To say this is a shallow over view of a much hyped subject is to underplay the nature of this volume. We may be shown the modeled puddle that is the much vaunted world of systems biology but nary a toe is dipped into its supposed depths. What is systems biology - think a pinch of mathematical biology, bioinformatics and a modellers wet dream. Yep nothing new here other than the label and, frankly the rate the labels get reinvented and changed makes even the new name old hat!

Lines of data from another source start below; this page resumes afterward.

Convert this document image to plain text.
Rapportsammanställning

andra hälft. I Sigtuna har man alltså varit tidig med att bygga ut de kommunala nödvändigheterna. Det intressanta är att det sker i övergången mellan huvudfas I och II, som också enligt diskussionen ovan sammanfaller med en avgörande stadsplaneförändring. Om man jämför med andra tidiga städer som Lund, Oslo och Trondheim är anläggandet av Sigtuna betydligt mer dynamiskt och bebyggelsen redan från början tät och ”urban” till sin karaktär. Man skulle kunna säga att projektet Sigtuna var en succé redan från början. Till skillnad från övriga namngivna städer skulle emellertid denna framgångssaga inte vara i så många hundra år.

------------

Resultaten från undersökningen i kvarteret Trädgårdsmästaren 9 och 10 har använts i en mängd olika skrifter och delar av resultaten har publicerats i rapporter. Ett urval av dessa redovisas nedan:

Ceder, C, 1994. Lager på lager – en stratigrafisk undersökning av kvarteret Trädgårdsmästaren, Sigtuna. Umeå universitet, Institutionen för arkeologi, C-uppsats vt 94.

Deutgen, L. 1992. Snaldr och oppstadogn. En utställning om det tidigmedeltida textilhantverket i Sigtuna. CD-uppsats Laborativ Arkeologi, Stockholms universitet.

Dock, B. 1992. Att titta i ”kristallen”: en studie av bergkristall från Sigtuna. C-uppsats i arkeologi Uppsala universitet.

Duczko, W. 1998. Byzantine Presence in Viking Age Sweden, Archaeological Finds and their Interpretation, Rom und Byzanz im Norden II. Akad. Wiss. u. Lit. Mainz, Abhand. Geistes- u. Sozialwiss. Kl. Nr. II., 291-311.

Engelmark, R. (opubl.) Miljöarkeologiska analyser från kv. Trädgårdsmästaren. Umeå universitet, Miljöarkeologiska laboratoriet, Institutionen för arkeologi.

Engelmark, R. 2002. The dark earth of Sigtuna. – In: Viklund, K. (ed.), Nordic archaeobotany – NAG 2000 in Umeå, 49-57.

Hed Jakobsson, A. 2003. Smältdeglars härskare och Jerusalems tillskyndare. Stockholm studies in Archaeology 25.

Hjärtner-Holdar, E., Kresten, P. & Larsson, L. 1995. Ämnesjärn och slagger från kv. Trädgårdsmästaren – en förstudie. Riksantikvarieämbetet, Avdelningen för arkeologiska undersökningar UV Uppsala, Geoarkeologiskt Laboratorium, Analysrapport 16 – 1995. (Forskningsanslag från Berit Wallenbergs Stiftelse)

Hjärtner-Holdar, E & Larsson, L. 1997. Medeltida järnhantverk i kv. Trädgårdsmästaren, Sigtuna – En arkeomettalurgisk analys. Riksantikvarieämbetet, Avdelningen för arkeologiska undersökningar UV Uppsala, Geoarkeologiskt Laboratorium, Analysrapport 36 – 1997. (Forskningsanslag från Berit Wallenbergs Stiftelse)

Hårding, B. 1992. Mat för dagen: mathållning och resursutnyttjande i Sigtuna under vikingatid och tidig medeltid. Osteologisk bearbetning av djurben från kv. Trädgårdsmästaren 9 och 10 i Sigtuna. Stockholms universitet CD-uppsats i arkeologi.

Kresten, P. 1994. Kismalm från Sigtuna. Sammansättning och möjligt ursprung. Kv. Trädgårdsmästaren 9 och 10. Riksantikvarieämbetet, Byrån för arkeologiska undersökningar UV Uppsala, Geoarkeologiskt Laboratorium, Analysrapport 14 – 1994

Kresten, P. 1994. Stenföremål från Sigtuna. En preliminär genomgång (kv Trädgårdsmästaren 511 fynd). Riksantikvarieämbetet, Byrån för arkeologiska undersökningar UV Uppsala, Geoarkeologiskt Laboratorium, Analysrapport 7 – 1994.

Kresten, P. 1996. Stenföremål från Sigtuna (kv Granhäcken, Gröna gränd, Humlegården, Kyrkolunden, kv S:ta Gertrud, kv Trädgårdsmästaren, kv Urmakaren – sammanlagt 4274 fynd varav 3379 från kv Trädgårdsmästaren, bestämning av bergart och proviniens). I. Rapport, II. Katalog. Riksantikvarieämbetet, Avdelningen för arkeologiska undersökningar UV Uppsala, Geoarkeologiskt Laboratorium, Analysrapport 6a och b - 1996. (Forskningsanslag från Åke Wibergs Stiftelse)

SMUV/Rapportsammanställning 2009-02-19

An excellent walkthrough of how computational thinking, coupled with our ability to process gigormous data rapidly, is turning hypothesis-driven scientific method upside down. In the twentieth century, you would start with a hypothesis and then conduct specific experiments, hopefully, to falsify it. Today, you gather bunch of data, create “features” (what are you interested in), borrow a computational method (e.g., logistic function), or an emsemble of it, and then run it through massive, or many, computers. What you find would not be what you were looking for. But it could be more important than anyone would have thought on their own. Especially on truly complex domains like biology this is and will continue to create revolution. Our goal as a species has long ceased to answer “what all is there”. We are now fine-tuning “how the heck..” (e.g., design a ligand that could bind to a soecific xell receptor without messing things up). Delightful little book!
Good first introduction to computational systems biology. The book would have benefited from footnotes supporting specific claims. A small bibliography attends the back, for further reading.